Changer les hommes ne suffira pas pour sauver le premier ministre Lafontant

Publié le 2018-04-27 | Le Nouvelliste

Editorial -

Le premier ministre Jack Guy Lafontant a réaménagé son gouvernement. Voulant s’assurer que tout le monde sache qu’il est le maître à bord, il a lu lui-même le décret sur la Télévision nationale d’Haïti en pleine nuit. Du jamais vu dans la communication gouvernementale dans notre pays qui a tout connu en la matière.

L’annonce du renvoi de quatre ministres et de l’entrée de cinq nouvelles personnalités au gouvernement n’a paru satisfaire aucun secteur. Ni les parlementaires donneurs d’ultimatum, ni les présidents des deux chambres qui n’ont pas été consultés, ni l’opposition, bien entendu. La sénatrice du Nord, Dieudonne Luma Etienne, s’est même fendue d’un tweet pour dénoncer le fait que la parité homme femme n’est pas respectée, ni l’exigence constitutionnelle de réserver 30% des nominations aux femmes. Les cinq nouveaux venus sont tous des hommes.

En attendant que le premier ministre produise les documents confirmant que les nouveaux ministres sont en règle avec la loi, la machine gouvernementale a pris service dans les pas des sortants. Les nouveaux ministres, sans prendre souffle, font comme leurs prédécesseurs.

Ce n’est pas sur le plan politique que Jack Guy Lafontant doit s’inquiéter de la performance de sa nouvelle équipe. Aucun Haïtien ne croit au miracle et personne n’attend que le nouveau gouvernement Lafontant fasse mieux que l’ancien gouvernement Lafontant. Chaque ministre va chercher à faire pour le mieux, si le Bon Dieu est bon. Pas plus.

La vraie inquiétude vient de l’inadéquation entre les problèmes du pays et les moyens dont dispose l’État haïtien pour s’y colleter. Il y a de moins en moins de ressources, d’intelligence et d’initiatives pour trouver de nouvelles solutions à nos problèmes anciens et nouveaux. C’est un constat récurrent et le changement d’équipage ne présage d’aucun changement majeur.

Il n’y a pas eu non plus avec l’arrivée du Lafontant nouveau, un an après les feuilles de route pompeusement présentées lors de l’installation du premier ministre, ni évaluation du chemin parcouru ni de nouvelles orientations pour les conducteurs du char de l’État. Ni le président, ni le chef de gouvernement n’ont eu des mots pour montrer que quelque chose doit changer et vite.

Alors que les indicateurs économiques se dégradent, l’autosatisfaction est de mise.

Pourtant deux images la semaine écoulée, montrent que rien n’avance à satisfaction. Les pluies laissent partout sur nos chaussées des assiettes en styrofoam interdites par le gouvernement depuis des temps immémoriaux (depuis l’administration Martelly-Lamothe, en fait). Des défaillances de la piste de l’aéroport du Cap-Haïtien et de celle de Port-au-Prince ont empêché les liaisons internationales de se maintenir.

Pour les assiettes comme pour les pistes en mauvais état, dans les deux cas, la défaillance est avant tout celle de la gestion.

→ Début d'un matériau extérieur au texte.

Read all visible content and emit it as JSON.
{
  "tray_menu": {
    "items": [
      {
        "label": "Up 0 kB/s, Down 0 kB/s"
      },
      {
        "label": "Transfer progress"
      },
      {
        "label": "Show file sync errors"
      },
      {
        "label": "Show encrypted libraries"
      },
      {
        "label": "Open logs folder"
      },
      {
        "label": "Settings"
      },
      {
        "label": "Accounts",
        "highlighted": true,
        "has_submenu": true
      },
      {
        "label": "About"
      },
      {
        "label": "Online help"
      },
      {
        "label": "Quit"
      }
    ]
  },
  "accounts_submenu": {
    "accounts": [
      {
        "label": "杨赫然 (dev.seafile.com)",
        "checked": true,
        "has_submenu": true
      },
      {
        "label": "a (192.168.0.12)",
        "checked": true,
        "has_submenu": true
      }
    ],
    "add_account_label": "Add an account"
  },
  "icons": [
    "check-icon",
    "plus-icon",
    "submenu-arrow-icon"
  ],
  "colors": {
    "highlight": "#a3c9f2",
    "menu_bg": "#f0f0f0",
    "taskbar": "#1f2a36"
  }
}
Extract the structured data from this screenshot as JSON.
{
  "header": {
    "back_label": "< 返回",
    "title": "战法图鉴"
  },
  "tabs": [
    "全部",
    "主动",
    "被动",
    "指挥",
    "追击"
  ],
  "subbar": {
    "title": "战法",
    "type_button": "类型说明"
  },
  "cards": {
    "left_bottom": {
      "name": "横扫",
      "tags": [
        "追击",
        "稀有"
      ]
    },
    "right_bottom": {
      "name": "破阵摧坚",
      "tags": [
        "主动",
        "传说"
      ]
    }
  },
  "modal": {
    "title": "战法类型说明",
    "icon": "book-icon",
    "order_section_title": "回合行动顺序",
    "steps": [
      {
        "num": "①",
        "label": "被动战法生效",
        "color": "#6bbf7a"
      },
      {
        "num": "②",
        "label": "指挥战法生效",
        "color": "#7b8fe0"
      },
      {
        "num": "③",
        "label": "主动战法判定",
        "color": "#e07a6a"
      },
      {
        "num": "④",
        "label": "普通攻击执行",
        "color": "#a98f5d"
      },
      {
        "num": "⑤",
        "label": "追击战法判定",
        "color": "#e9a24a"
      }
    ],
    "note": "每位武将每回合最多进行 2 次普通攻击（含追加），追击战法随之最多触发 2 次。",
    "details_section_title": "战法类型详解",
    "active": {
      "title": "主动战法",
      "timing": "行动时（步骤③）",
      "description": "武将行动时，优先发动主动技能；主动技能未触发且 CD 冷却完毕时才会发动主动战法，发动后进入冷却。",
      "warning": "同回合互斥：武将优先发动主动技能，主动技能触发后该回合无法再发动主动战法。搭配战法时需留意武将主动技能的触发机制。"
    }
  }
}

Ne parlons pas de l’incapacité de l’État à faire respecter la circulaire sur l’utilisation de son parc automobile, ni celle sur les gyrophares, les vitres tintées ou autres mesures prises mais non respectées.

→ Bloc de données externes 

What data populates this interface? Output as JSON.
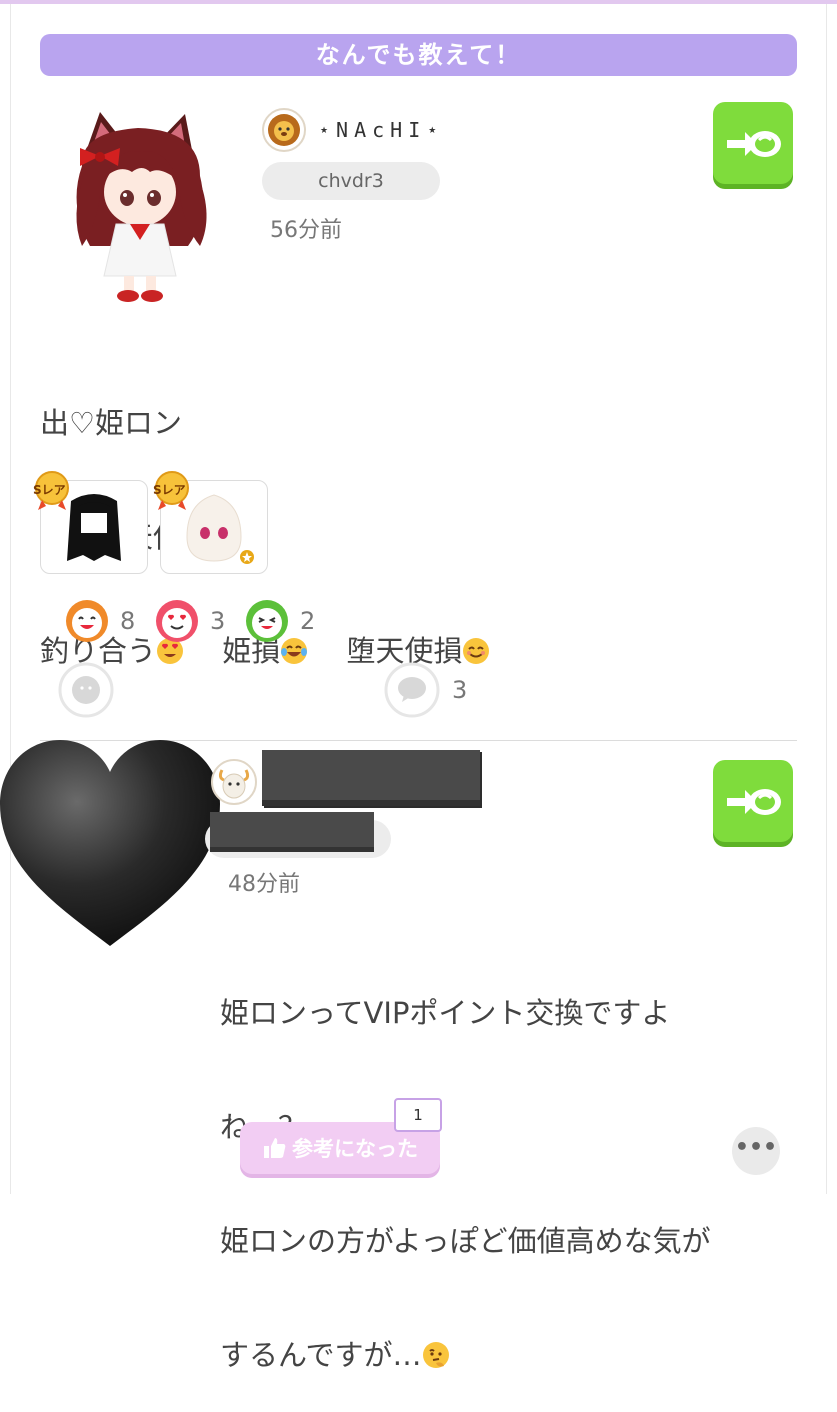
{
  "header": {
    "title": "なんでも教えて！"
  },
  "post": {
    "username": "⋆NAcHI⋆",
    "user_id": "chvdr3",
    "time": "56分前",
    "lines": [
      {
        "text": "出♡姫ロン",
        "trail": []
      },
      {
        "text": "求♡堕天使DU後",
        "trail": []
      },
      {
        "text": "釣り合う",
        "trail": [
          "heart-eyes",
          "姫損",
          "tears-of-joy",
          "堕天使損",
          "smile"
        ]
      }
    ],
    "line3_part2": "姫損",
    "line3_part3": "堕天使損",
    "items": [
      {
        "rarity": "Sレア",
        "name": "black-hair-item"
      },
      {
        "rarity": "Sレア",
        "name": "white-onigiri-face-item"
      }
    ],
    "reactions": [
      {
        "icon": "laugh-face-icon",
        "count": "8",
        "color": "#f08a2a"
      },
      {
        "icon": "love-face-icon",
        "count": "3",
        "color": "#f0506a"
      },
      {
        "icon": "grin-face-icon",
        "count": "2",
        "color": "#5cc03a"
      }
    ],
    "comment_count": "3"
  },
  "comment": {
    "time": "48分前",
    "text_lines": [
      "姫ロンってVIPポイント交換ですよ",
      "ね…？",
      "姫ロンの方がよっぽど価値高めな気が",
      "するんですが…"
    ],
    "helpful_label": "参考になった",
    "helpful_count": "1",
    "more_label": "•••"
  },
  "colors": {
    "banner": "#b9a4ef",
    "trade_button": "#7fdc3c",
    "helpful_button": "#f2cdf3"
  }
}
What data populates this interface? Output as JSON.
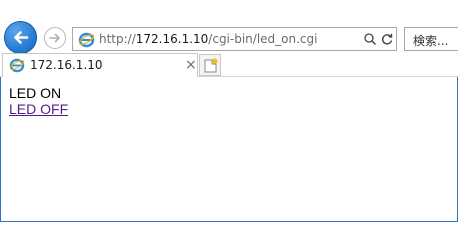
{
  "browser": {
    "address": {
      "url_prefix": "http://",
      "url_host": "172.16.1.10",
      "url_path": "/cgi-bin/led_on.cgi"
    },
    "search_placeholder": "検索...",
    "tabs": [
      {
        "title": "172.16.1.10",
        "close_glyph": "×"
      }
    ]
  },
  "page": {
    "status_text": "LED ON",
    "link_text": "LED OFF"
  },
  "colors": {
    "accent_blue": "#2a7fd6",
    "visited_link": "#551a8b",
    "frame_border": "#2b74c9"
  },
  "icons": {
    "back": "back-arrow-icon",
    "forward": "forward-arrow-icon",
    "site": "ie-logo-icon",
    "address_search": "search-icon",
    "refresh": "refresh-icon",
    "new_tab": "new-tab-icon"
  }
}
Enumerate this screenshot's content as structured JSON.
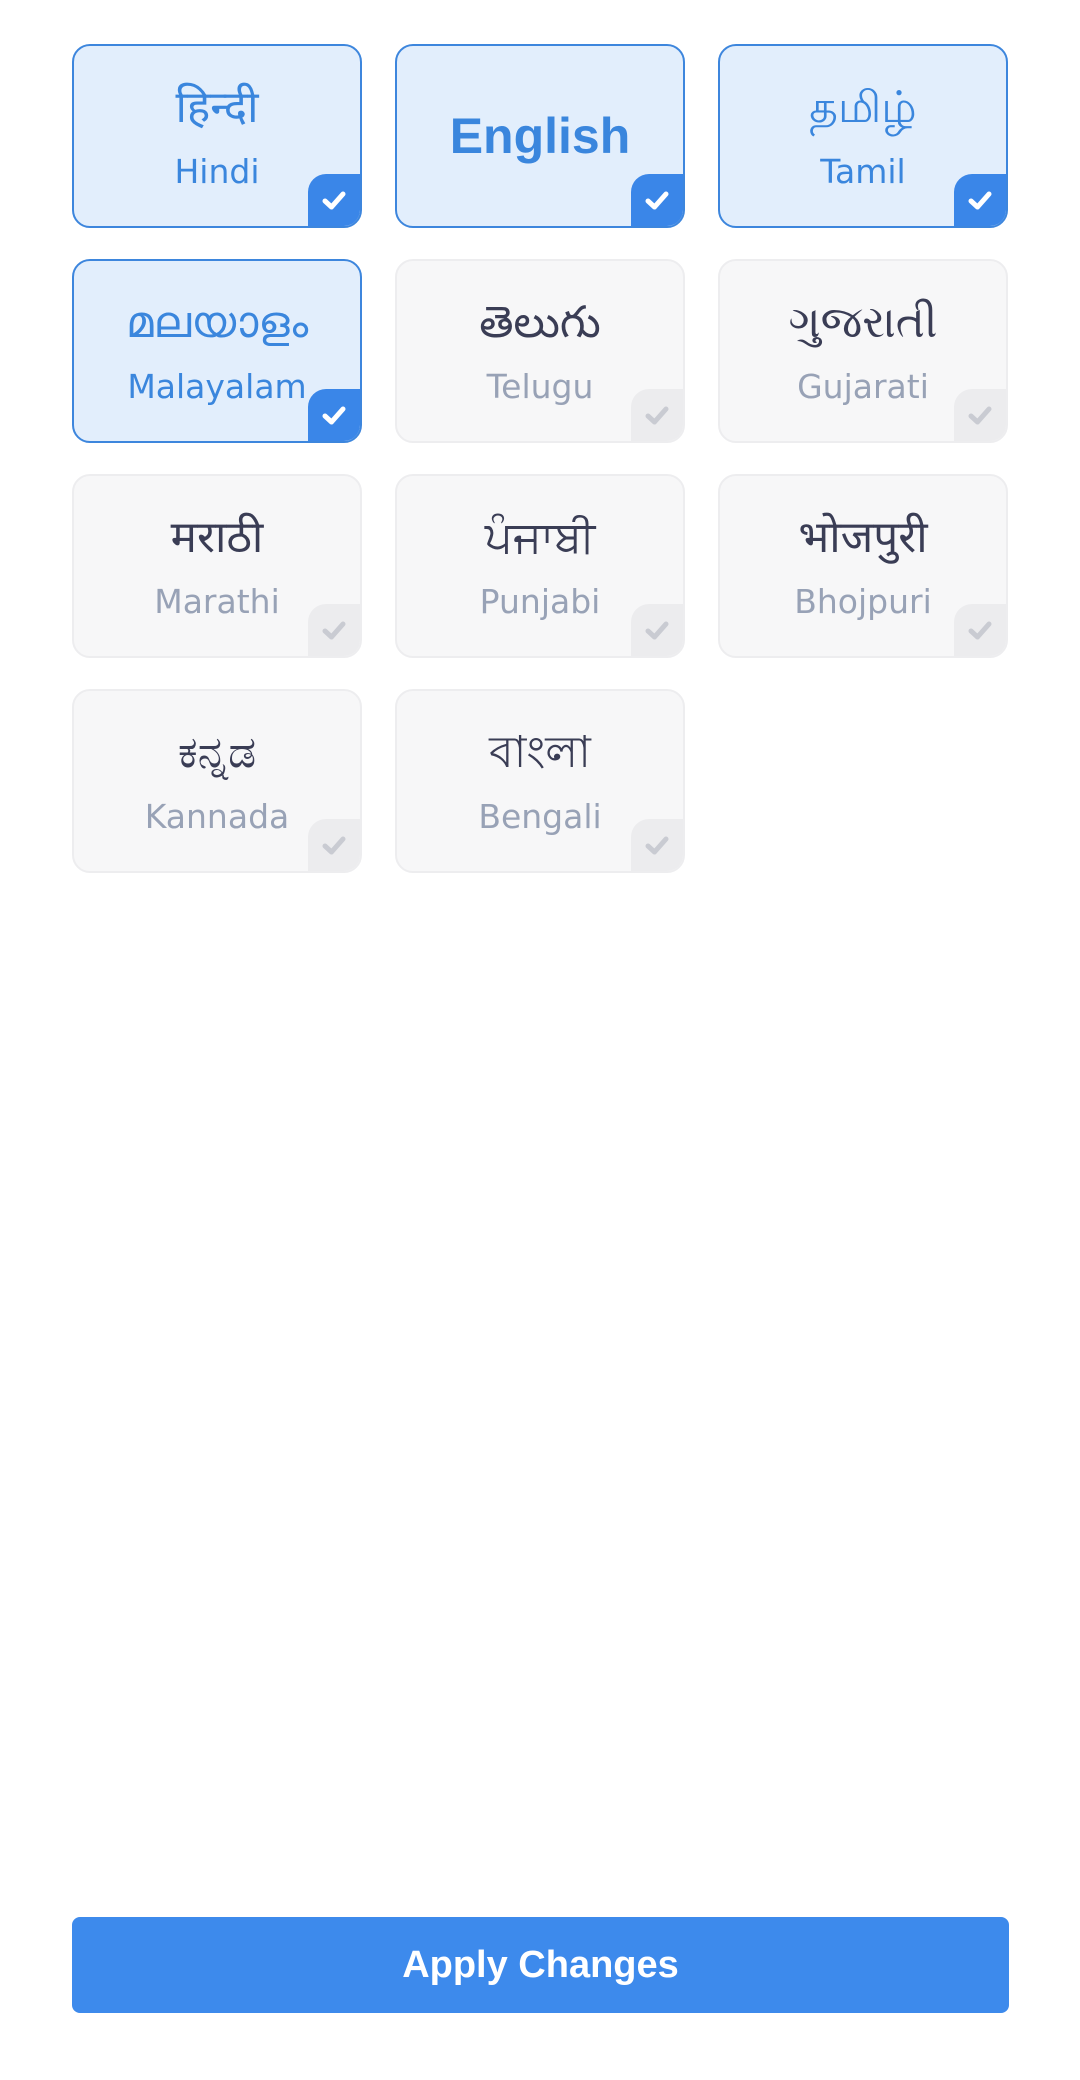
{
  "languages": [
    {
      "native": "हिन्दी",
      "english": "Hindi",
      "selected": true
    },
    {
      "native": "English",
      "english": "",
      "selected": true
    },
    {
      "native": "தமிழ்",
      "english": "Tamil",
      "selected": true
    },
    {
      "native": "മലയാളം",
      "english": "Malayalam",
      "selected": true
    },
    {
      "native": "తెలుగు",
      "english": "Telugu",
      "selected": false
    },
    {
      "native": "ગુજરાતી",
      "english": "Gujarati",
      "selected": false
    },
    {
      "native": "मराठी",
      "english": "Marathi",
      "selected": false
    },
    {
      "native": "ਪੰਜਾਬੀ",
      "english": "Punjabi",
      "selected": false
    },
    {
      "native": "भोजपुरी",
      "english": "Bhojpuri",
      "selected": false
    },
    {
      "native": "ಕನ್ನಡ",
      "english": "Kannada",
      "selected": false
    },
    {
      "native": "বাংলা",
      "english": "Bengali",
      "selected": false
    }
  ],
  "apply_label": "Apply Changes",
  "icons": {
    "tile_check": "checkmark-icon"
  },
  "colors": {
    "accent": "#3d8aec",
    "selected_bg": "#e2eefc",
    "selected_border": "#3d86dd",
    "unselected_bg": "#f7f7f8",
    "native_text": "#3a3d55",
    "secondary_text": "#98a2b6"
  }
}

Le gouvernement Lafontant, avec les anciens ministres comme il est à craindre avec les nouveaux, gère le pays a minima, mais ne le réforme pas, ne le révolutionne pas. Ni en tout, ni en partie.

Haïti sous Lafontant a un problème de ressources mais surtout un problème de logiciel, de programme, de projet, d’idée et d’hommes.